К весне 19 года общее положение было такое: в силу бесчисленных (иногда противоречивых и спутанных, но всегда угрожающих) декретов, приблизительно все было «национализировано», — «большевизировано». Все считалось принадлежащим «государству» (большевикам). Не говоря о еще оставшихся фабриках и заводах, но и все лавки, все магазины, все предприятия и учреждения, все дома, все недвижимости, почти все движимости (крупные) — все это по идее переходило в ведение и собственность государства. Декреты и направлялись в сторону воплощения этой идеи. Нельзя сказать, чтобы воплощение шло стройно. В конце концов это просто было желание прибрать все к своим рукам. И большею частью кончалось разрушением, уничтожением того, что объявлялось «национализированным».
Захваченные магазины, предприятия и заводы закрывались; захват частной торговли повел к прекращению вообще всякой торговли, к закрытию всех магазинов и к страшному развитию торговли нелегальной, спекулятивной, воровской. На нее большевикам поневоле приходилось смотреть сквозь пальцы и лишь периодически громить и хватать покупающих-продающих на улицах, в частных помещениях, на рынках; рынки, единственный источник питания решительно для всех (даже для большинства коммунистов) — тоже были нелегальщиной.
Террористические налеты на рынки, со стрельбой и смертоубийством, кончались просто разграблением продовольствия в пользу отряда, который совершал налет. Продовольствия, прежде всего, но так как нет вещи, которой нельзя встретить на рынке, — то забиралось и остальное, — старые онучи, ручки от дверей, драные штаны, бронзовые подсвечники, древнее бархатное евангелие, выкраденное из какого-нибудь книгохранилища, дамские рубашки, обивка мебели... Мебель тоже считалась собственностью государства, а так как под полой дивана тащить нельзя, то люди сдирали обивку и норовили сбыть ее хоть за полфунта соломенного хлеба... Надо было видеть, как с визгами, воплями и стонами кидались торгующие врассыпную при слухе, что близки красноармейцы! Всякий хватал свою рухлядь, а часто, в суматохе, и чужую; бежали, толкались, лезли в пустые подвалы, в разбитые окна... Туда же спешили и покупатели, — ведь покупать в Совдепии не менее преступно, чем продавать, — хотя сам Зиновьев отлично знает, что без этого преступления Совдепия кончилась бы, за неимением поданных, дней через 10.
Мы называли нашу «республику» не РСФСР, а между прочим «РТП», республикой торгово-продажной. Так оно фактически и было.

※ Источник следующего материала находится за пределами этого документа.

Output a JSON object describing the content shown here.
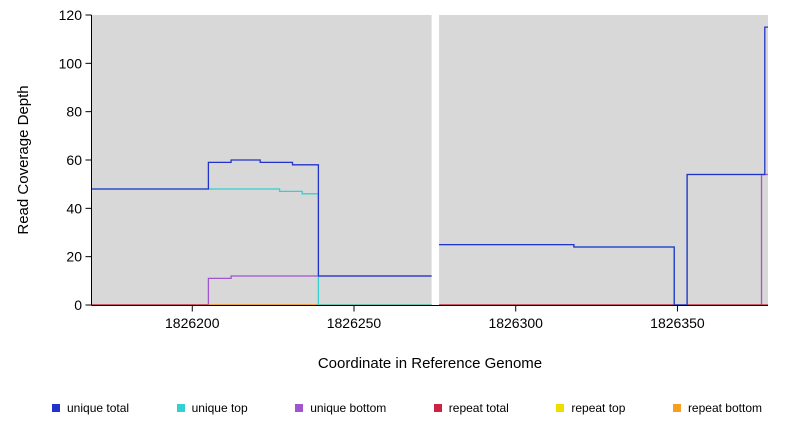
{
  "chart_data": {
    "type": "line",
    "title": "",
    "xlabel": "Coordinate in Reference Genome",
    "ylabel": "Read Coverage Depth",
    "xlim": [
      1826169,
      1826378
    ],
    "ylim": [
      0,
      120
    ],
    "x_ticks": [
      1826200,
      1826250,
      1826300,
      1826350
    ],
    "y_ticks": [
      0,
      20,
      40,
      60,
      80,
      100,
      120
    ],
    "panel_background": "#d8d8d8",
    "masked_region": {
      "start": 1826274,
      "end": 1826276.3
    },
    "draw_order": [
      4,
      2,
      3,
      5,
      1,
      0
    ],
    "series": [
      {
        "name": "unique total",
        "color": "#2233cc",
        "paths": [
          [
            [
              1826169,
              48
            ],
            [
              1826205,
              48
            ],
            [
              1826205,
              59
            ],
            [
              1826212,
              59
            ],
            [
              1826212,
              60
            ],
            [
              1826221,
              60
            ],
            [
              1826221,
              59
            ],
            [
              1826231,
              59
            ],
            [
              1826231,
              58
            ],
            [
              1826239,
              58
            ],
            [
              1826239,
              12
            ],
            [
              1826274,
              12
            ]
          ],
          [
            [
              1826276.3,
              25
            ],
            [
              1826318,
              25
            ],
            [
              1826318,
              24
            ],
            [
              1826349,
              24
            ],
            [
              1826349,
              0
            ],
            [
              1826353,
              0
            ],
            [
              1826353,
              54
            ],
            [
              1826377,
              54
            ],
            [
              1826377,
              115
            ],
            [
              1826378,
              115
            ]
          ]
        ]
      },
      {
        "name": "unique top",
        "color": "#35cfcf",
        "paths": [
          [
            [
              1826169,
              48
            ],
            [
              1826227,
              48
            ],
            [
              1826227,
              47
            ],
            [
              1826234,
              47
            ],
            [
              1826234,
              46
            ],
            [
              1826239,
              46
            ],
            [
              1826239,
              0
            ],
            [
              1826274,
              0
            ]
          ],
          [
            [
              1826276.3,
              25
            ],
            [
              1826318,
              25
            ],
            [
              1826318,
              24
            ],
            [
              1826349,
              24
            ],
            [
              1826349,
              0
            ],
            [
              1826353,
              0
            ],
            [
              1826353,
              54
            ],
            [
              1826377,
              54
            ]
          ]
        ]
      },
      {
        "name": "unique bottom",
        "color": "#a055d0",
        "paths": [
          [
            [
              1826169,
              0
            ],
            [
              1826205,
              0
            ],
            [
              1826205,
              11
            ],
            [
              1826212,
              11
            ],
            [
              1826212,
              12
            ],
            [
              1826274,
              12
            ]
          ],
          [
            [
              1826276.3,
              0
            ],
            [
              1826376,
              0
            ],
            [
              1826376,
              54
            ],
            [
              1826378,
              54
            ]
          ]
        ]
      },
      {
        "name": "repeat total",
        "color": "#cc2244",
        "paths": [
          [
            [
              1826169,
              0
            ],
            [
              1826274,
              0
            ]
          ],
          [
            [
              1826276.3,
              0
            ],
            [
              1826378,
              0
            ]
          ]
        ]
      },
      {
        "name": "repeat top",
        "color": "#eedd00",
        "paths": [
          [
            [
              1826169,
              0
            ],
            [
              1826274,
              0
            ]
          ],
          [
            [
              1826276.3,
              0
            ],
            [
              1826378,
              0
            ]
          ]
        ]
      },
      {
        "name": "repeat bottom",
        "color": "#f5a020",
        "paths": [
          [
            [
              1826205,
              0
            ],
            [
              1826239,
              0
            ]
          ]
        ]
      }
    ]
  }
}
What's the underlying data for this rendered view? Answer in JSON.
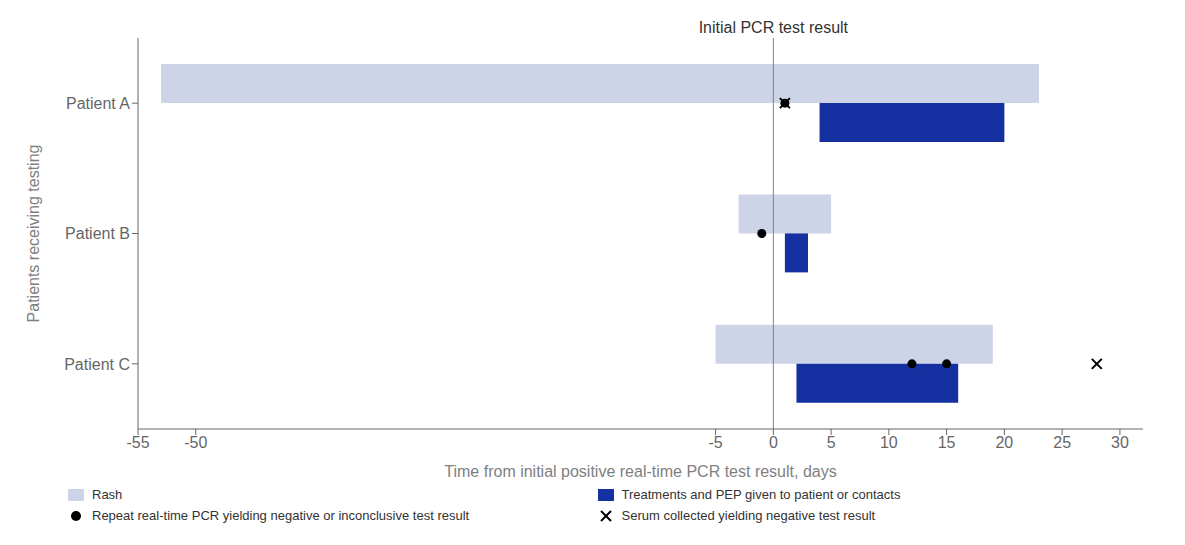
{
  "chart_data": {
    "type": "timeline",
    "orientation": "horizontal",
    "categories": [
      "Patient A",
      "Patient B",
      "Patient C"
    ],
    "series": [
      {
        "name": "Rash",
        "type": "bar",
        "color": "#cdd4e8",
        "values": [
          [
            -53,
            23
          ],
          [
            -3,
            5
          ],
          [
            -5,
            19
          ]
        ]
      },
      {
        "name": "Treatments and PEP given to patient or contacts",
        "type": "bar",
        "color": "#1530a0",
        "values": [
          [
            4,
            20
          ],
          [
            1,
            3
          ],
          [
            2,
            16
          ]
        ]
      },
      {
        "name": "Repeat real-time PCR yielding negative or inconclusive test result",
        "type": "scatter",
        "marker": "circle",
        "color": "#000000",
        "values": [
          [
            1
          ],
          [
            -1
          ],
          [
            12,
            15
          ]
        ]
      },
      {
        "name": "Serum collected yielding negative test result",
        "type": "scatter",
        "marker": "x",
        "color": "#000000",
        "values": [
          [
            1
          ],
          [],
          [
            28
          ]
        ]
      }
    ],
    "xlabel": "Time from initial positive real-time PCR test result, days",
    "ylabel": "Patients receiving testing",
    "annotations": [
      {
        "x": 0,
        "label": "Initial PCR test result"
      }
    ],
    "xlim": [
      -55,
      32
    ],
    "xticks": [
      -55,
      -50,
      -5,
      0,
      5,
      10,
      15,
      20,
      25,
      30
    ],
    "grid": false
  }
}
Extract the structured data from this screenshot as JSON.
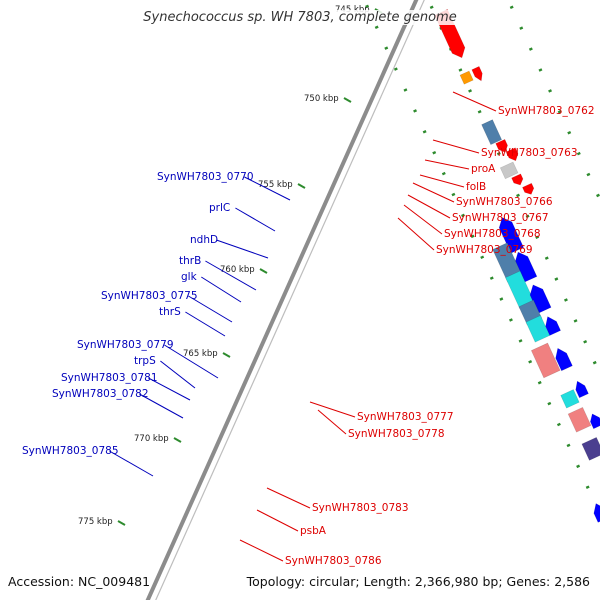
{
  "title": "Synechococcus sp. WH 7803, complete genome",
  "footer": {
    "accession": "Accession: NC_009481",
    "summary": "Topology: circular; Length: 2,366,980 bp; Genes: 2,586"
  },
  "colors": {
    "backbone": "#8c8c8c",
    "forward_gene": "#ff0000",
    "reverse_gene": "#0000ff",
    "label_forward": "#dd0000",
    "label_reverse": "#0000bb",
    "tick_green": "#2e8b2e",
    "cyan": "#22dddd",
    "steelblue": "#4f7faa",
    "pink": "#f08080",
    "orange": "#ff9900",
    "grey": "#c8c8c8",
    "purple": "#4b3f8f"
  },
  "ticks": [
    "745 kbp",
    "750 kbp",
    "755 kbp",
    "760 kbp",
    "765 kbp",
    "770 kbp",
    "775 kbp"
  ],
  "labels_reverse": [
    "SynWH7803_0770",
    "prlC",
    "ndhD",
    "thrB",
    "glk",
    "SynWH7803_0775",
    "thrS",
    "SynWH7803_0779",
    "trpS",
    "SynWH7803_0781",
    "SynWH7803_0782",
    "SynWH7803_0785"
  ],
  "labels_forward": [
    "SynWH7803_0762",
    "SynWH7803_0763",
    "proA",
    "folB",
    "SynWH7803_0766",
    "SynWH7803_0767",
    "SynWH7803_0768",
    "SynWH7803_0769",
    "SynWH7803_0777",
    "SynWH7803_0778",
    "SynWH7803_0783",
    "psbA",
    "SynWH7803_0786"
  ]
}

Надо отметить главную характерную черту в Совдепии: есть факт, над каждым фактом есть — вывеска, и каждая вывеска — абсолютная ложь по отношению к факту. О том, что скрывается под вывеской «Советов» («выборного начала»), упоминается в моем дневнике.
Здесь скажу о петербургских домах. Эти полупустые, грязные руины, собственность государства, — управляются так называемыми «комитетами домовой бедноты». Принцип ясен по вывеске. На деле же это вот что: власти в лице Чрезвычайки совершенно открыто следят за комитетом каждого дома (была даже «неделя чистки комитетов»).
По возможности комитетчиками назначаются «свои» люди, которые, при постоянном контакте с районным Совдепом (местным полицейским участком) могли бы делать и нужные доносы. Требуется, чтобы в комитетах не было «буржуев», но так как действительная «беднота» теперь именно «буржуи», то фактически комитеты состоят из лиц, находящихся на большевистской службе, или спекулянтов» т.е. менее всего из «бедноты». Нейтральные жильцы дома, рабочие или просто обывательские низы обыкновенно в комитет не попадают, да и не стремятся туда.
Бывают счастливые исключения. Например, в доме одного писателя — «очень хороший комитет, младший дворник, председатель, такой добрый... Он нас не притесняет, он понимает, что все это рано или поздно кончится...» А вот другой, очень известный мне дом: вечные доносы, вечное врывание в квартиры, вечное преследование «буржуазии» — такой, например, как три барышни, жившие вместе, две учительницы в большевистских (других нет) школах и третья — врач в большевистской (других нет) больнице. Эту третью даже несколько раз арестовывали, то когда вообще всех врачей арестовывали, то по доносу комитетчика, который решил, что у нее какая-то подозрительная фамилия.